Hydrostatic edema is more complex than was previously thought. Pulmonary blood flow is not governed by cardiac output alone but also by other factors such as reflex vasospasm and atrial natriuretic peptide (2). Sufficient increases in hydrostatic pressure in the lung can cause structural damage to both the alveolar epithelium and endothelium (stress failure) (3). This may account for the apparent presence of components of both hydrostatic and increased permeability edema in some disease processes. The degree of damage to the alveolar endothelium and epithelium is probably also variable in ARDS. Typical ARDS is accompanied by DAD with extensive epithelial damage. However, ARDS may also occur with only limited damage to the alveolar epithelium and may have a different clinical and radiologic course (4).
Some of the variations in the radiologic appearance of pulmonary edema result from these structural changes in the alveolar epithelium and endothelium. Unusual forms of pulmonary edema are also caused by underlying lung or cardiac disease and their effects on the pulmonary interstitium and vasculature. Gluecker et al (5) present an excellent pictorial review of both classic and atypical pulmonary edema. The authors show how CT can better demonstrate the relation of edema distribution to changes in the lung parenchyma (emphysema) or vasculature (chronic pulmonary embolism). They also show how the use of CT in ARDS demonstrates that the inhomogeneity in lung opacity is often not the result of inhomogeneous lung injury but of exaggerated dependent atelectasis of edematous lung tissue (6). In cases in which there is no gravity-dependent increased lung attenuation, lung disease may be the result of direct injury such as pneumonia rather than a systemic inflammatory response (7). This may have significant clinical ramifications because recent work suggests that these entitiesARDS from direct lung injury and ARDS from systemic mediator releaserequire different ventilator management (8).
Unfortunately, there is much about pulmonary edema that CT does not tell us. Although there are some pathologic and experimental data to suggest that the alveolar epithelium is better preserved in more rapidly resolving ARDS, clinical corroboration is limited. I agree with Gluecker et al that heroin-induced pulmonary edema and pulmonary edema caused by IL-2 or tumor necrosis factor infusions probably improve more rapidly than typical ARDS because of better preservation of the alveolar epithelium. At present, we can only speculate about the actual extent of alveolar damage, and histologic data are unlikely to become available due to the relatively benign natural history of these diseases. Nuclear medicine can aid in the evaluation of epithelial integrity by measuring clearance of aerosolized technetium-99m diethylenetriamine pentaacetic acid. It can also help assess endothelial leakage with a variety of methods, most of which involve use of a dual isotope technique in which technetium-labeled red blood cells serve as a marker for pulmonary blood volume and a second protein-bound agent is used to measure extravascular leakage (9). However, these studies are not widely performed and to my knowledge have not yet been used to study permeability edema from a variety of causes.
A much larger issue also looms regarding the imaging of pulmonary edema.
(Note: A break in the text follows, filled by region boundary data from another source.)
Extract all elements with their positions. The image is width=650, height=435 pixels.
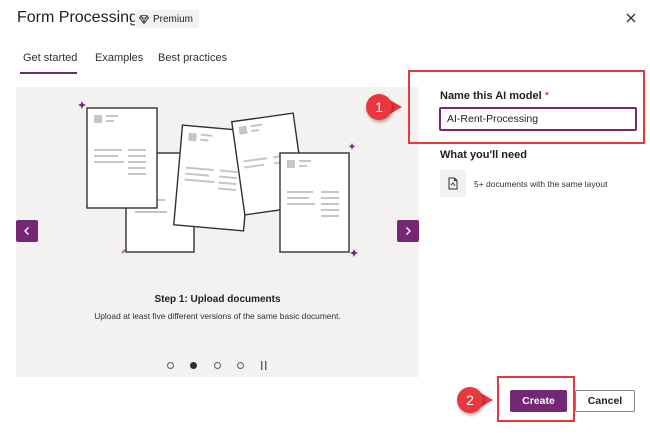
annotation-badge-1: 1 [366,94,392,120]
cancel-button[interactable]: Cancel [575,390,635,412]
chevron-right-icon [406,227,411,235]
active-tab-indicator [20,72,77,74]
requirements-heading: What you'll need [440,149,527,161]
requirement-icon-box [440,170,466,197]
annotation-badge-2: 2 [457,387,483,413]
carousel-dot-1[interactable] [167,362,174,369]
previous-slide-button[interactable] [16,220,38,242]
premium-label: Premium [153,13,194,25]
annotation-highlight-2 [497,376,575,422]
annotation-highlight-1 [408,70,645,144]
step-title: Step 1: Upload documents [154,294,281,305]
step-description: Upload at least five different versions … [94,311,341,321]
tab-get-started[interactable]: Get started [23,52,77,64]
carousel-dot-2[interactable] [190,362,197,369]
chevron-left-icon [24,227,29,235]
next-slide-button[interactable] [397,220,419,242]
document-icon [448,177,458,190]
dialog-title: Form Processing [17,9,138,26]
diamond-icon [139,14,149,24]
close-icon[interactable] [624,11,638,25]
carousel-dot-4[interactable] [237,362,244,369]
carousel-dot-3[interactable] [214,362,221,369]
requirement-item-text: 5+ documents with the same layout [474,179,608,189]
documents-illustration [78,101,358,257]
pause-icon[interactable] [261,361,267,370]
carousel-panel [16,87,419,377]
premium-badge: Premium [135,10,200,28]
tab-examples[interactable]: Examples [95,52,143,64]
tab-best-practices[interactable]: Best practices [158,52,227,64]
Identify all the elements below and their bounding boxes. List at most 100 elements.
Over the past decade, there has been considerable progress in the understanding of systemic inflammatory response syndrome, which is often the physiologic process that leads to ARDS. Numerous drug trials are currently underway to determine if antagonists of specific inflammatory mediators (eg, agents directed against platelet activating factor and IL-8) can prevent or ameliorate permeability edema (10,11). It is likely that for any of these agents to be used successfully, they will need to be administered early in the course of the disease.
In the near future, thoracic radiologists may be faced with a challenge similar to that confronted by neuroradiologists with the advent of early thrombolytic therapy for acute stroke. Once early therapeutic intervention proved to be successful, it became essential to diagnose cerebral infarctions within a few hours of onset. Neuroradiology has risen to this challenge with use of diffusion-weighted and perfusion magnetic resonance imaging. The early diagnosis and treatment of ARDS will require different but similarly ingenious methods of detection.